Vaincue par la fatigue, Esmelia ferma les yeux.

*

Elle les ouvrit lorsqu’elle sentit qu’on lui secouait l’épaule.

— On est arrivé, la prévint Will.

— Où ça ? marmonna-t-elle en se frottant les yeux.

— Apparemment, dans un vaisseau plus gros.

— J’ai dormi longtemps ?

— Quatre heures environ.

Elle ne se sentait pas reposée pour autant.

Lorsqu’elle descendit la rampe, elle remarqua immédiatement le chargement d’échelle. Le transporteur duquel elle venait de s’extraire ne pouvait avaler qu’une seule navette de transport. Là, celui-ci était garé parmi des dizaines de vaisseaux. Ce qui laissait supposer que l’appareil dans lequel ils se trouvaient maintenant était assez grand pour contenir une flotte de défense, et une armée pour la piloter. La plupart des véhicules se ressemblaient et avaient l’air d’être des vaisseaux de combat. D’autres, avaient des formes plus hétéroclites. Tous étaient impeccablement rangés alignés, mais entre chaque véhicule, l’espace était envahi de pièces détachées, de câbles, et d’équipement de toutes sortes.

Près de la moitié des vaisseaux se révélaient,  en leur état actuel, incapables de voler. Trois à cinq hommes et femmes s’occupaient de chacun des appareils désossés. L’air était saturé d’odeurs de graisses et d’une autre, plus forte, qui pouvait être celle du carburant.

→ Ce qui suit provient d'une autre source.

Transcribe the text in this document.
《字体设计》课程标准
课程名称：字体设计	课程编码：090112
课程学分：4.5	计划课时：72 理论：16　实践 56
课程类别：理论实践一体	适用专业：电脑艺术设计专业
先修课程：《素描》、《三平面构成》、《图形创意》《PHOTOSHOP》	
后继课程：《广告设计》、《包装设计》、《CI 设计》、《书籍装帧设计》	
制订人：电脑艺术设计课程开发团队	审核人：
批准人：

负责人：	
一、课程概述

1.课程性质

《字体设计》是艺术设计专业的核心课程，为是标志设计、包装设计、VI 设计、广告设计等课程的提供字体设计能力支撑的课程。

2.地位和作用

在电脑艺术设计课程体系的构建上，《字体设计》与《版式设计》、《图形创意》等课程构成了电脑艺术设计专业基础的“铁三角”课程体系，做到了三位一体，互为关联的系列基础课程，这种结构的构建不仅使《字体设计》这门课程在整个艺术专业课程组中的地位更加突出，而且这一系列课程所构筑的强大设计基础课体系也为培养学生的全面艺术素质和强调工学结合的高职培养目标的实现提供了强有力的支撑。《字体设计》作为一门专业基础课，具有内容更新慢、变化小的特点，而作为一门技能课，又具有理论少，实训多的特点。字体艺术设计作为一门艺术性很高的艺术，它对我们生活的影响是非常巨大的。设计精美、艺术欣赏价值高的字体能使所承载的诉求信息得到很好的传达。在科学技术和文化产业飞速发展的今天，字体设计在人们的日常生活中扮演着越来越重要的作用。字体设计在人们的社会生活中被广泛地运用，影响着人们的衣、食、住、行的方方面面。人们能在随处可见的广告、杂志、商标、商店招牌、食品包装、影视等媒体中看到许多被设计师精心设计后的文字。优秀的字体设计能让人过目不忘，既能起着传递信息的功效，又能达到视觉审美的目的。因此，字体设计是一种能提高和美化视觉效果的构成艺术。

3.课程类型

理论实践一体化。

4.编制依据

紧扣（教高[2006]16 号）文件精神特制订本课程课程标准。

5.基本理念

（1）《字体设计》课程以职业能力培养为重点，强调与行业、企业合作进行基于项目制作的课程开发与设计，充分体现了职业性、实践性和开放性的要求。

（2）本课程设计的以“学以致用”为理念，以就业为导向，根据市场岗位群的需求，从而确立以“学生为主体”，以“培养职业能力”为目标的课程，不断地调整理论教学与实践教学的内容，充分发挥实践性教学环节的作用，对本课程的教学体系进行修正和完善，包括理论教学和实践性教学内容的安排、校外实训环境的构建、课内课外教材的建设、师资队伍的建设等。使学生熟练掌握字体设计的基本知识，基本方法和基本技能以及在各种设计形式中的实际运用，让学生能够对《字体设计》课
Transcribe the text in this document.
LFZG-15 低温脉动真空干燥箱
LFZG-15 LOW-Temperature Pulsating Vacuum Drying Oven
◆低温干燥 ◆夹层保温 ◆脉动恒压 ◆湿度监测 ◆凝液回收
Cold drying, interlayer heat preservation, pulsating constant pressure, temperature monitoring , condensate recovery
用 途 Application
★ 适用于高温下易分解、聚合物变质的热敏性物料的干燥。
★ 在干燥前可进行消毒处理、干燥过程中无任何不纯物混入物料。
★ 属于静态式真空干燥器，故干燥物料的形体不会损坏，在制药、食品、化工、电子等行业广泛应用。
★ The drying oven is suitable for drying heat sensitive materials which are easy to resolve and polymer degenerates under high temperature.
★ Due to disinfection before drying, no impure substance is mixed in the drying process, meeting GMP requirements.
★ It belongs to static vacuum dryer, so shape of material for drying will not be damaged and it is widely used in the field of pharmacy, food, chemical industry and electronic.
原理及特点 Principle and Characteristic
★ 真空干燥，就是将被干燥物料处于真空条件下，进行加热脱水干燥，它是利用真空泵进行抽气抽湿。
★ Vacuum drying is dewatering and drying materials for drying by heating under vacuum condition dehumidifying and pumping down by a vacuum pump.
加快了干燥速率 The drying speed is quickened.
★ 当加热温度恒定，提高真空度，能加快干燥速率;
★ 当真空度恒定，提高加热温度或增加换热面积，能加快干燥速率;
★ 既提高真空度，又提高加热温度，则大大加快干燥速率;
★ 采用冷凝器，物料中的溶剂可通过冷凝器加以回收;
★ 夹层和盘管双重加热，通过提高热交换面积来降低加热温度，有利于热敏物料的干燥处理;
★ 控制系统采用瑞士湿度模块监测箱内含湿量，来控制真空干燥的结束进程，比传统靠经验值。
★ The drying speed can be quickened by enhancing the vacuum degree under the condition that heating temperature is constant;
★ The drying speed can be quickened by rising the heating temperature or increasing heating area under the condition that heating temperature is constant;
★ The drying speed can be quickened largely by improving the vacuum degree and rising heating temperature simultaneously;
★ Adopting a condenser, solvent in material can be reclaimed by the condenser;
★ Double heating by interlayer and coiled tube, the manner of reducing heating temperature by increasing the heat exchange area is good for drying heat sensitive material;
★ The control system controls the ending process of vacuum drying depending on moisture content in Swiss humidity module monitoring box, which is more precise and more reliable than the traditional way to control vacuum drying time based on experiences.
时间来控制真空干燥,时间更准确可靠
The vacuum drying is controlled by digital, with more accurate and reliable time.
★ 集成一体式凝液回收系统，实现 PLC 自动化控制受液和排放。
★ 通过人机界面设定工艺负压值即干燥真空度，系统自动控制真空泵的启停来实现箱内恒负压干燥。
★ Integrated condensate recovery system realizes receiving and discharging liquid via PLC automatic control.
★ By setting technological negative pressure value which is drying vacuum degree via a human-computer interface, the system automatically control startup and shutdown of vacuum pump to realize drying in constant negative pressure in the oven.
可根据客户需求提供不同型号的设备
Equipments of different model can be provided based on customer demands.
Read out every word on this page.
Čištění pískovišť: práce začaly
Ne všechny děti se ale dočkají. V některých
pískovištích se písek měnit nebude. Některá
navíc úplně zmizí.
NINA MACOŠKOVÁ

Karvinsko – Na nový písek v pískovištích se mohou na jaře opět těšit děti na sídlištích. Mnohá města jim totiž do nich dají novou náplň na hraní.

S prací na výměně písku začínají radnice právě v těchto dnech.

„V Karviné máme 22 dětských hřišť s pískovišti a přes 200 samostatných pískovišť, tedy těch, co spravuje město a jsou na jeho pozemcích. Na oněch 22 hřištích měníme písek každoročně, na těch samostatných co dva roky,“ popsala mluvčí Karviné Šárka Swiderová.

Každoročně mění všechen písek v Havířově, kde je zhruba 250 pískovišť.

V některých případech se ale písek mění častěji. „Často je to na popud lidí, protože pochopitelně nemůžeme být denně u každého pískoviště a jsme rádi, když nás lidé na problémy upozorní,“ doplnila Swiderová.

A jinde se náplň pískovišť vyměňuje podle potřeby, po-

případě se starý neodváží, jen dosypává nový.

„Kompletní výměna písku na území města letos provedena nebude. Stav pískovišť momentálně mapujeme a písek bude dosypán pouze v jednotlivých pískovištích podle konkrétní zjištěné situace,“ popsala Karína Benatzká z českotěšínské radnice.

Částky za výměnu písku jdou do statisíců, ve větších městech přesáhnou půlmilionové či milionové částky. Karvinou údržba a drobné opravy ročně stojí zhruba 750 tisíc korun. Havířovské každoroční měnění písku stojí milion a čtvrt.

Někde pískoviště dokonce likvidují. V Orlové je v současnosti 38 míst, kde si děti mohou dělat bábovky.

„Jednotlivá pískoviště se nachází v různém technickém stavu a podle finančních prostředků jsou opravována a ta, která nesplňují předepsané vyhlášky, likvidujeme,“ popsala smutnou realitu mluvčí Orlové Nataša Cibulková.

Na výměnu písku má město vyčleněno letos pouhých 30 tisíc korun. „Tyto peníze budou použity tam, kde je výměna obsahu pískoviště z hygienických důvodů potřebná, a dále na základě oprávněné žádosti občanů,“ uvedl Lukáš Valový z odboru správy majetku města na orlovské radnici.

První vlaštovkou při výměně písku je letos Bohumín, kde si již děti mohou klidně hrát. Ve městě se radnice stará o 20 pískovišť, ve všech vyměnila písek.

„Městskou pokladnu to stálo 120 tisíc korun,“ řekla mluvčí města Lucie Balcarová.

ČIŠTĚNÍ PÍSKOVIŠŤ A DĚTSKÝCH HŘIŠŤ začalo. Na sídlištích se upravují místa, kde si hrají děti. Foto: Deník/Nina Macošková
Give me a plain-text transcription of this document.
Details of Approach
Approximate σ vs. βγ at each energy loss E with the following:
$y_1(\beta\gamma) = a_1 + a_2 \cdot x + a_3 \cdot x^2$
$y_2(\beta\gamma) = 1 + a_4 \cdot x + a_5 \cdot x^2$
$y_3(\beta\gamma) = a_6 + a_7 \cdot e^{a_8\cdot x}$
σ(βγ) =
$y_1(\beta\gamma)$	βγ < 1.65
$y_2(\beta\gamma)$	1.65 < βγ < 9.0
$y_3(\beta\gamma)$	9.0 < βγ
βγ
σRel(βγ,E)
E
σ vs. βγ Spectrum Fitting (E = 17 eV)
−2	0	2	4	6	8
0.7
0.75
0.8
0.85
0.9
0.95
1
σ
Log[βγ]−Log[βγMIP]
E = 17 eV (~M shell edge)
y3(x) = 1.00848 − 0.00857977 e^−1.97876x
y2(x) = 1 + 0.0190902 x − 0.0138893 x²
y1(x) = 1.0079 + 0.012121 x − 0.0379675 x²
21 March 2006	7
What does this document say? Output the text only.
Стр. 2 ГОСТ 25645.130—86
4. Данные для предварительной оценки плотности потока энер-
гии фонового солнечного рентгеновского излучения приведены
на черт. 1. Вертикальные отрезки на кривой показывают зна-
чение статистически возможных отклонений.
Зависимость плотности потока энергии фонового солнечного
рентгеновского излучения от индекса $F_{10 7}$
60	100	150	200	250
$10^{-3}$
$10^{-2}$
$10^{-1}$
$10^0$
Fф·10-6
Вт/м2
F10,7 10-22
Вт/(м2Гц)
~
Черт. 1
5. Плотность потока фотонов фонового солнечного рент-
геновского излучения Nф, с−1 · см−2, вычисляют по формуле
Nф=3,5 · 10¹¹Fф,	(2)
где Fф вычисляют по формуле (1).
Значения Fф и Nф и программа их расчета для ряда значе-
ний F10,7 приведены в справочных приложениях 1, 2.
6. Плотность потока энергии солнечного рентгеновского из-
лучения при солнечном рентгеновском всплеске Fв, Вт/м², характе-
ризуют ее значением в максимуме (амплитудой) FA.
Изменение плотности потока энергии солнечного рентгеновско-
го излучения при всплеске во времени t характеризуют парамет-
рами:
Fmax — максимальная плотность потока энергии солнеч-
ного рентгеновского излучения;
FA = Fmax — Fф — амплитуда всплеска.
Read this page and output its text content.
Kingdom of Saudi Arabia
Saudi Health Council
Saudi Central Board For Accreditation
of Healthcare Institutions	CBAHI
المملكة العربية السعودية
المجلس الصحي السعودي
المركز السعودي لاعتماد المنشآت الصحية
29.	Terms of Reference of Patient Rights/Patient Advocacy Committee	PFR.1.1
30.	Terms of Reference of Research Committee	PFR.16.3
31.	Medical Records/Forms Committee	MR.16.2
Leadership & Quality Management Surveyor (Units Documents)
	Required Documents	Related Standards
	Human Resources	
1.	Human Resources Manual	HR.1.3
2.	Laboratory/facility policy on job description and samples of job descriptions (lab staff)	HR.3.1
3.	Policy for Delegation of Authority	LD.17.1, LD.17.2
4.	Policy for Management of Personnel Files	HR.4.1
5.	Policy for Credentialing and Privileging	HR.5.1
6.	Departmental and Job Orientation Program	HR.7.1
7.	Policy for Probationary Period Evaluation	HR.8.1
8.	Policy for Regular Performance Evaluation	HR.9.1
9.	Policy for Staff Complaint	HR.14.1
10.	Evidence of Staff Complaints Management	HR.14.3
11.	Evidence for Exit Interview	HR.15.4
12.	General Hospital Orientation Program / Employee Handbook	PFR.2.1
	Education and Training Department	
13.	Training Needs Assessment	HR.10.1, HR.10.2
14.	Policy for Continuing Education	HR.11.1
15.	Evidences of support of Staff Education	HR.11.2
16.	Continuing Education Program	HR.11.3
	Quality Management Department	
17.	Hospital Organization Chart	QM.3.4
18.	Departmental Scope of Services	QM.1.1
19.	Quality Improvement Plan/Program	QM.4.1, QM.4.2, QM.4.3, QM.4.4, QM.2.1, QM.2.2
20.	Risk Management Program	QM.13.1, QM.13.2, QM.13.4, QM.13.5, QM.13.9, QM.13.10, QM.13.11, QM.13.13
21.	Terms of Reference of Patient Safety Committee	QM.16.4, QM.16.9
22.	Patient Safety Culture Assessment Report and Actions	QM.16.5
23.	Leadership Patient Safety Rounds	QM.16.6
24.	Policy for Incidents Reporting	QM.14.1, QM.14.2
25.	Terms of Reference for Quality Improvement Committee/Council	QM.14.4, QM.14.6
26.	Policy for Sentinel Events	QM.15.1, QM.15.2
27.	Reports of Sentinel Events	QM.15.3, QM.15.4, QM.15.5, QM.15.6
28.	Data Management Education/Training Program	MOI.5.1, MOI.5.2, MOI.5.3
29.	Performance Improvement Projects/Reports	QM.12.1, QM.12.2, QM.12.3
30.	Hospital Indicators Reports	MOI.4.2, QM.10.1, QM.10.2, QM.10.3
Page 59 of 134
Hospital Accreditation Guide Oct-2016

Esmelia remarqua que les deux tiers des labirés présents portaient un tablier par-dessus d'un uniforme dans les tons gris. Ce n’était apparemment pas jour de relâche. Quelques labirés avec lesquels ils avaient fait le voyages allèrent saluer ceux qui devaient être leurs amis, ou bien des membres de leur famille.

Grama échangea quelques mots avec une femme qui faisait au moins deux têtes de plus que lui. À la façon dont ils se parlèrent, Esmelia sentit que quelque chose n’allait pas.

Savoir que la moitié de la flotte était incapable de les défendre ne pouvait qu’être propice à des tensions, songea-t-elle.

Même si les autres labirés poursuivaient leurs activités, aucun d’entre eux ne perdait une miette de ce qui se passait entre celle qui était probablement la cheffe mécano principale de la flotte et le second de Baal. Celui-ci observait la scène à distance, mais Esmelia aurait pu parier qu’il savait exactement de quoi il était question entre les deux interlocuteurs.

Lorsqu’ils eurent terminé, Grama rejoignit le Drægan. Ils quittèrent l’aire d’appontement. Voyant que Copy et Quick les suivaient, Esmelia et Will décidèrent d’en faire de même.